Eglises d'Asie

Au cours du deuxième festival du travailleur étranger les participants se sont exprimé librement

Publié le 18/03/2010




Organisé par les bureaux d’aide aux travailleurs étrangers des diocèses de Séoul, Inchon et Suwon, le deuxième festival du travailleur étranger s’est déroulé le 14 avril 1996 à l’intérieur de la cathédrale de Séoul. Il a rassemblé quelque 2 000 travailleurs originaires de pays aussi différents que le Bangladesh, la Birmanie, le Népal, le Pakistan, le Pérou, les Philippines, le Sri Lanka et le Vietnam. Durant la première partie de la journée, les travailleurs étrangers ont été invités à participer à des concours de discours et de chants en langue coréenne. Durant la messe qui était célébrée ensuite par le cardinal Kim Sou-hwan, les lectures de la liturgie de la parole ont été proclamées en tagalog, vietnamien et anglais. Dans l’après-midi, lors d’une séance artistique, les travailleurs étrangers ont fait connaître aux participants les diverses formes d’expression artistique de leur pays, aussi bien dans le domaine de la chorégraphie, que dans ceux du chant et du théâtre.
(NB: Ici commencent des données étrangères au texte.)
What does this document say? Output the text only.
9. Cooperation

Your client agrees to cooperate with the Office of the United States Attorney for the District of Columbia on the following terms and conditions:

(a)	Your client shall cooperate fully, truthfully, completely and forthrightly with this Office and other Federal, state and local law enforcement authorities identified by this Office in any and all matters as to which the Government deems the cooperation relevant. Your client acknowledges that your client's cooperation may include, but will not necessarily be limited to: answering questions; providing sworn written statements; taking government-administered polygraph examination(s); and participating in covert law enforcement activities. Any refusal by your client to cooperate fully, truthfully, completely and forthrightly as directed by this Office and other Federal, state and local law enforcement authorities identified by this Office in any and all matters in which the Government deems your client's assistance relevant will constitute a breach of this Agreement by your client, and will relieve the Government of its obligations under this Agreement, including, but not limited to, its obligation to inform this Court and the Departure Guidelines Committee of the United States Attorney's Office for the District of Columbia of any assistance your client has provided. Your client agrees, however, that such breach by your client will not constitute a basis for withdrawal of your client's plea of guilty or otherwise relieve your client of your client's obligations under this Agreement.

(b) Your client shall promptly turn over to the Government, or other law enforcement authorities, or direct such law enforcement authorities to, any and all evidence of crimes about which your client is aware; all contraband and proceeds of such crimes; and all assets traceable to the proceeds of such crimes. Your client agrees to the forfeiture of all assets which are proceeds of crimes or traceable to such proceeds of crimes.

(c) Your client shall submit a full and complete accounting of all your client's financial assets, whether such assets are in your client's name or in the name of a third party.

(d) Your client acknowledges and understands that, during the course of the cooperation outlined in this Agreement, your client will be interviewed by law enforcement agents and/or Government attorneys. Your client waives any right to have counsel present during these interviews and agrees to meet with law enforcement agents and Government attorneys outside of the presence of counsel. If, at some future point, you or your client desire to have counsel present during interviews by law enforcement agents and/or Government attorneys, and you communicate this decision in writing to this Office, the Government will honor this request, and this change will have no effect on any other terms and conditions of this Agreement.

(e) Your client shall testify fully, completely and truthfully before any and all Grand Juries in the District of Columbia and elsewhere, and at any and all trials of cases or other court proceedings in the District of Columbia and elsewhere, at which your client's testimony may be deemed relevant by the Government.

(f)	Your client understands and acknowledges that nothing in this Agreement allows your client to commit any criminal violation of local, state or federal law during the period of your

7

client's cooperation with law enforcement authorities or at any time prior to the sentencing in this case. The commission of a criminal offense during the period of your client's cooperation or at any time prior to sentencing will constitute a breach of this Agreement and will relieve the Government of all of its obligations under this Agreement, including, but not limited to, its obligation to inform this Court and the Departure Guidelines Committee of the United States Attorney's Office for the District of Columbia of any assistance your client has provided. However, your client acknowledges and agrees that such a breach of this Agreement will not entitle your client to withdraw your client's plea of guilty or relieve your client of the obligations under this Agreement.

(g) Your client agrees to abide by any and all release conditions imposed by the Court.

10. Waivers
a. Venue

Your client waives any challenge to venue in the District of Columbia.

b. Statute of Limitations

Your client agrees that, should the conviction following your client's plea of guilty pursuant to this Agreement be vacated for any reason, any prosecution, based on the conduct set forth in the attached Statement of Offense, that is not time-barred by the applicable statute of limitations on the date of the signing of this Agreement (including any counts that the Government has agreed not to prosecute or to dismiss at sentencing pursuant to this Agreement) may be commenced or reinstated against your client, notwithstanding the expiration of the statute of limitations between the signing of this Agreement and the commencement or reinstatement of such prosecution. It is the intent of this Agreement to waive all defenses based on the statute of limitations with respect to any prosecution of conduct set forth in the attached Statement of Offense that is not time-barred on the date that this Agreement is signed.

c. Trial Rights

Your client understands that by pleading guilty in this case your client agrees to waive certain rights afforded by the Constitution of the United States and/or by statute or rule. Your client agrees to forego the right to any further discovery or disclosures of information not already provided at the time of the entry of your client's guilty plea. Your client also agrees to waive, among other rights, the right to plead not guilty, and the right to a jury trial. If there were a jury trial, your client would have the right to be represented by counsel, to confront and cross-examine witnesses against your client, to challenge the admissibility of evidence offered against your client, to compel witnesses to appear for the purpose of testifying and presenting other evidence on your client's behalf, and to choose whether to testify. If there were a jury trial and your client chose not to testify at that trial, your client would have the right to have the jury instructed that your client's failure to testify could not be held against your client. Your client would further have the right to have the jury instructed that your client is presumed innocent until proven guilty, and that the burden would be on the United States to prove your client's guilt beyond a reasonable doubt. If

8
Les participants auront surtout retenu un certain nombre de remarques et confidences particulièrement sincères que les travailleurs étrangers n’ont pas hésité à leur confier au cours de cette journée. Le concours de discours a été pour eux une bonne occasion de s’exprimer sans fard. Ainsi on y a entendu un participant rendre compte dans un coréen approximatif de sa première expérience du pays: “… les mots les plus souvent entendus par nous sont ‘Vite!’, ‘Plus vite!’ ou encore ‘fils de garce !’…. Lorsque nous sommes arrivés ici la première fois, nous avons trouvé la température extrêmement froide, mais l’attitude adoptée à notre égard était encore plus froide“. Un autre s’est ainsi exprimé: “Au début l’odeur du ‘kimchi’ me donnait envie de vomir; maintenant elle est à mon goût … Mais il est difficile aux Coréens d’apprécier nos odeurs …”

Ce climat de franchise avait été désiré par les organisateurs qui ont déclaré avoir voulu créer durant ce festival “un lieu de communion, de compréhension et de respect mutuels” “au-delà de toutes les barrières de nationalité, de religion, de sexe ou de couleur” “comme la communauté de Jérusalem après la résurrection du SeigneurIls espéraient aussi que le festival constituerait un moyen indirect de pression sur le gouvernement à la veille du 1er mai, fête du travail, et pourrait contribuer à améliorer la situation des travailleurs étrangers en Corée. Certains d’entre eux n’ont pu participer au Festival parce qu’ils travaillent le dimanche. Par ailleurs, la moitié des 120 000 travailleurs étrangers actuellement en Corée ne jouissent d’aucun statut légal.